RALEIGH – A couple of weeks ago, I devoted my syndicated column to the issue of how President Obama’s health care plan would affect the finances of the state of North Carolina. Because whatever might eventually come out of Congress would include a massive increase in Medicaid eligibility, I argued, North Carolina taxpayers would be out hundreds of millions of dollars, both in state and federal taxes.

Shortly after the column appeared across the state, the U.S. House voted on health care legislation. While the bill narrowly passed, a majority of North Carolina’s delegation – including all five Republicans and three of the eight Democrats – voted against it.

I think it was my Medicaid argument that tipped the balance for these North Carolina reps.

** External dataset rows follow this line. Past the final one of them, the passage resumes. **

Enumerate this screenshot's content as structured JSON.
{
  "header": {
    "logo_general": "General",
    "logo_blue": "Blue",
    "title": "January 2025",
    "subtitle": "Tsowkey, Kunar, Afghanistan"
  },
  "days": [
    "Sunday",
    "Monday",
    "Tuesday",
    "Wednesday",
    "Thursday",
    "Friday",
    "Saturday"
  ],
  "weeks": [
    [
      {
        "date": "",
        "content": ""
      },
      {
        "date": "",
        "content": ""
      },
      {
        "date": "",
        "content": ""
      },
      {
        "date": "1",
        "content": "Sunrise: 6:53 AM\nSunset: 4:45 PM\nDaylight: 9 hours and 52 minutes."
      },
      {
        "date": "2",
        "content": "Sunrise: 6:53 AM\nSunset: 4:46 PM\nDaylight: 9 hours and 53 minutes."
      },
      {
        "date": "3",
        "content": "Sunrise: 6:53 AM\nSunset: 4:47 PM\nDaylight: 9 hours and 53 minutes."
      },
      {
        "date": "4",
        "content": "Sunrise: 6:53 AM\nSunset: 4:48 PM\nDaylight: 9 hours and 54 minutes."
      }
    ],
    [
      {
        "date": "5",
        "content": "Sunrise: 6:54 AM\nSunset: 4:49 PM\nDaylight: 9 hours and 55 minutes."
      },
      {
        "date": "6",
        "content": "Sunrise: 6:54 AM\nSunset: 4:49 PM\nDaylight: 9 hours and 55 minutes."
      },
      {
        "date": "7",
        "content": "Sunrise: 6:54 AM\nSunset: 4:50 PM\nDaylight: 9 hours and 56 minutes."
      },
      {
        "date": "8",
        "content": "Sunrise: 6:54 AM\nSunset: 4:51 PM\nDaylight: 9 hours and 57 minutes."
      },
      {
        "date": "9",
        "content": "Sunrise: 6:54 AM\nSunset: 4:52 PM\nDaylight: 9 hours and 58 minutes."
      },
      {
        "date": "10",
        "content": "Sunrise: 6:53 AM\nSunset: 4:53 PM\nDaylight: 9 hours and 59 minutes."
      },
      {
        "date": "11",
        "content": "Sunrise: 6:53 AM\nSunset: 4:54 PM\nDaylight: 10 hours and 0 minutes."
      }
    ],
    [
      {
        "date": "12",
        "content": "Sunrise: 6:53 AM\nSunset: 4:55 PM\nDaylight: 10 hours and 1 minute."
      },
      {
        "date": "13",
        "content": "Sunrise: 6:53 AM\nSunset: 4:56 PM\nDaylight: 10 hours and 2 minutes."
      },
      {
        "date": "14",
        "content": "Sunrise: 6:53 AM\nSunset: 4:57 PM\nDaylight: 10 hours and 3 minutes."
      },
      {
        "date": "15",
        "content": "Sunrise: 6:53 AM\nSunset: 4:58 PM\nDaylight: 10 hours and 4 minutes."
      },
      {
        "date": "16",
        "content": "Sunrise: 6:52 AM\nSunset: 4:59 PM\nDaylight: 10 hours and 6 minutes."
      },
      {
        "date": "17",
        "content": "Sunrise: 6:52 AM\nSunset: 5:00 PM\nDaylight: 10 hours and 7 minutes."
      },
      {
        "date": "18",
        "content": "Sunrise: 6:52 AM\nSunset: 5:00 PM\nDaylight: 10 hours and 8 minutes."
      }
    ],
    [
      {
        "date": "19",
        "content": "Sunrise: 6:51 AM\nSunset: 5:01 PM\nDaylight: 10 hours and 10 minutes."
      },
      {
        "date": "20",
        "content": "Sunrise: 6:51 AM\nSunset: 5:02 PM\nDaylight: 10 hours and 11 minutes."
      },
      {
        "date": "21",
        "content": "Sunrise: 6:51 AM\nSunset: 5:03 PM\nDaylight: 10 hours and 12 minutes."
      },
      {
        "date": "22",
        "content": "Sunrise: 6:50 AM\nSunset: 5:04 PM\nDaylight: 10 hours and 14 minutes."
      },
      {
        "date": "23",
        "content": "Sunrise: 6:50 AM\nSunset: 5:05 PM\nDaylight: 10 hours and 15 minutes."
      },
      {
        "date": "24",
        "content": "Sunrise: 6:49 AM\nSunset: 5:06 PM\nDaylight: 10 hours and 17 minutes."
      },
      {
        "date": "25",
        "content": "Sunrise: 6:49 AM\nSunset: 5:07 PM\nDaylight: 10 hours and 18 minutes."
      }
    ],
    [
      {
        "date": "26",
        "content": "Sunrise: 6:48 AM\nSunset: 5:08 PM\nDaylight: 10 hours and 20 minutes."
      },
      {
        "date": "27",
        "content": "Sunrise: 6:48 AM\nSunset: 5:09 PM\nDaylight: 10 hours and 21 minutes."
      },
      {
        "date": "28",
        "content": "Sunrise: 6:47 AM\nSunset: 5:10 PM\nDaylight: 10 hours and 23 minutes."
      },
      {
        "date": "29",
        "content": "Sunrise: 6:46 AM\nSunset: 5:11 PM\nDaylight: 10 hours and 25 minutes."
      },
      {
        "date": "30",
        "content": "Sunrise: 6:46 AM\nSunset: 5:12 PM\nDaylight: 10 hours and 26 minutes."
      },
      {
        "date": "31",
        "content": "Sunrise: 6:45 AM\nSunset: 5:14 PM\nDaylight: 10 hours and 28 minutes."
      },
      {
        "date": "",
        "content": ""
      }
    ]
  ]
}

OK, maybe that’s stretching it just a bit. But the state-budget implications of ObamaCare are hardly a stretch. They are very real. While there are other good arguments against Washington’s power grab over the markets for health insurance and medical care, the prospect of socking North Carolina and other cash-strapped state governments with additional fiscal burdens is certainly one that can capture the attention of moderates and even a few sensible liberals who’d rather devote state tax dollars to longtime state priorities such as public education.

So please allow me revise and extend my remarks a bit. Or, more to the point, let me cite the remarks of the Heritage Foundation’s Dennis Smith, who drove this point home on the Foundry blog last week:

By expanding Medicaid in the health care bill, Congress will set off political tornadoes across the country that will leave governors and state legislators to clean up afterward. The math is simple. State revenues are still in a slump and will continue for a least a few more years. The two largest state and local expenditures are education and Medicaid. If you have a balance a budget, which nearly every state does, and you cannot touch the entitlement to Medicaid, where will you turn to fill the budget gap? There will be little choice than to go after education.

The argument is likely to persuade more lawmakers in the Senate than it did in the House:

There are more former governors serving in the U.S. Senate than in the U.S. House of Representatives which means the Senate should be more aware of the Medicaid vs Education cage match. When legislation gets to the Senate floor, it will be interesting to watch whether the “former governor caucus” will work together across party lines to protect all states or only their own.

The time-honored tradition of Congress would be to feign concern about the states’ predicament, toss a few fiscal crumbs their way, and then promise some future alleviation of unfunded mandates. Some governors and state legislators may just be gullible enough to fall for it.

The more-sensible ones need to let their federal representatives know that a vote to expand Medicaid is a vote to expand the size, scope, and cost of state government – a vote that North Carolinians won’t look upon with favor.